Cybersecurity Recovery & Remediation After a Security Breach


July 6, 2023
Microsoft Australia

Recovery from a cyber security incident is a three-stage process, not a continuum. By responding to all cyber-threats and data breaches through the lens of Incident Response, Compromise Recovery and Strategic Recovery, our approach at Microsoft is to leave no stone unturned in your threat recovery gameplan.

Stage 1: Incident Response

The difference between incident response and compromise recovery is like the difference between paramedics and the emergency department following a severe injury.

In the incident response stage, you’re under attack and need rapid triage. Triage tells us what happened and how. Once we understand that, we can head to the emergency room to stabilize the patient. That stabilisation process is compromise recovery.

Stage 2: Compromise Recovery

Compromise recovery regains control of the environment, which requires consideration and prioritisation. We need to fix the root cause of the attack.

At Microsoft, we’ve found this separation between incident response and compromise recovery allows us to focus on very different things at each stage for a better overall result.

Activities at the compromise recovery stage

As a first step, the incident response team should create an incident response report that details the scope of the compromise. Next, a compromise recovery plan can be actioned. The recovery plan prioritises activities based on the scope of the compromise.

Those activities include:

  • Tactical monitoring— because we can’t fight what we can’t see
  • Active Directory analysis— so we can affect disposition (de-privileging users and hardening the computers in the environment)
  • Eviction period— where we eradicate the attacker from the environment

Because the attacker is often active and changing things, stealth is important. We don’t want to alert the attacker that we’re about to cut them off.

The importance of the identity platform

The reason we focus so much on the identity platform at Microsoft is for a few reasons:

  1. Attackers are attracted to the identity platform because technologies like Azure Active Directory are central places to exert control. That makes the identity platform the most likely place to find an attacker.
  2. The little time we have for recovery makes removing the attacker from the identity platform a high-value action. After we remove the attacker, they can’t do what they came for or install backdoors to re-enter after remediation.

Challenges at the compromise recovery stage

We tend to find that challenges to compromise recovery are split between being technical and human — exacerbated by the chaotic atmosphere a security threat creates.

Technical challenges to compromise recovery after a security breach

Technical debt: We might have to patch domain controllers or install a higher version of Windows.

Business disruption: We want our work to have as little impact as possible after an already difficult time for the business.

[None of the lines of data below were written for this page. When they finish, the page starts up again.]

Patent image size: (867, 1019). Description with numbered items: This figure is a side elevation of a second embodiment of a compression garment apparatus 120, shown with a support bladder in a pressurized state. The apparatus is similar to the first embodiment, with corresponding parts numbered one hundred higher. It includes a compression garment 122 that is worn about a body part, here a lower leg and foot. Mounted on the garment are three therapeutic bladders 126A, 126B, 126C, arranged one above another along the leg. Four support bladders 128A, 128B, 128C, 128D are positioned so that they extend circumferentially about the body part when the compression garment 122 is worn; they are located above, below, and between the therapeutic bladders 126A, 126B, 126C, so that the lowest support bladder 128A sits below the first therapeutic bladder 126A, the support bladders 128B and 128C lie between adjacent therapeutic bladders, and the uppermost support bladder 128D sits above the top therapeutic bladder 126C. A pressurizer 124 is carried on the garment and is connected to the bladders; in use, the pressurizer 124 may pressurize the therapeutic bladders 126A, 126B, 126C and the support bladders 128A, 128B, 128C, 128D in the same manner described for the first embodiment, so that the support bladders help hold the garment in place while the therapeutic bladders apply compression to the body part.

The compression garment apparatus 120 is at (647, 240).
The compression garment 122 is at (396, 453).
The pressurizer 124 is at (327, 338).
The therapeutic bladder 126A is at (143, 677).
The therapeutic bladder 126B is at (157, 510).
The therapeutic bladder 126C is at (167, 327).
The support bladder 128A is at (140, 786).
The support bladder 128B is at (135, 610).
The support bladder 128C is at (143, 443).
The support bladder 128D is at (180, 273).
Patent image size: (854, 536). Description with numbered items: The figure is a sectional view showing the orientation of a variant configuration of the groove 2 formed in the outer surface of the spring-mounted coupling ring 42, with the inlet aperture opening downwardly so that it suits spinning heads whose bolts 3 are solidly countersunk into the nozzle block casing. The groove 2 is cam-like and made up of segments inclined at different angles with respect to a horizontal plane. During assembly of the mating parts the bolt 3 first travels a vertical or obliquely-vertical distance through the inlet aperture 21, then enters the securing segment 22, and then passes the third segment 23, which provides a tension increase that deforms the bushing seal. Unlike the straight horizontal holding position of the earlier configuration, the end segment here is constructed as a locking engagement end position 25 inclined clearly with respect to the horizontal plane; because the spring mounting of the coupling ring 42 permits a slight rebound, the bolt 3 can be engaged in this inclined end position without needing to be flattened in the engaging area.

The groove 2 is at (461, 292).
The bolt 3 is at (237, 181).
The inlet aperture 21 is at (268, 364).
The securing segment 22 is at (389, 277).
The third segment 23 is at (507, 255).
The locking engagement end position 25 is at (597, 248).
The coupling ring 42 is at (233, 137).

Stealth: The attacker might attack or disappear if they know we’re working.

Human challenges to compromise recovery

Multiple vendors in action: The customer’s other vendors could be assisting, making communication multi-dimensional.

Maintaining focus: If technical staff return to regular tasks, it can be hard to pull off the return to a stable state with stretched resources.

Stage 3: Strategic cybersecurity recovery

We advise that the lead architect for the compromise recovery stage give guidance and recommendations divided into three horizons.

Short-term

These are typically focussed on the identity stack. For example:

  1. Backing up the Active Directory
  2. Removing remaining security vulnerabilities by securing the hypervisor platform and so on

Medium-term

The focus can be widened beyond the identity platform to the business services or the services that support the business, like databases.

Long-term

Looking to the future, recommendations can be made which might include a cloud adoption roadmap to harden the security footing with extra monitoring and backup capabilities. Workloads could even be moved into the cloud for extra resilience.

Lessons learned

We always find a lessons learned session is critical to gather feedback from technical and business stakeholders. What worked well? What didn’t? What could be improved in the areas of technology, people, and processes?

Critical thinking for critical incidents

The lessons from recovery and remediation exercises tell us that a considered approach to each stage is critical. Only by working systematically will you return to a stable environment with a plan to limit the chances of a repeat incident.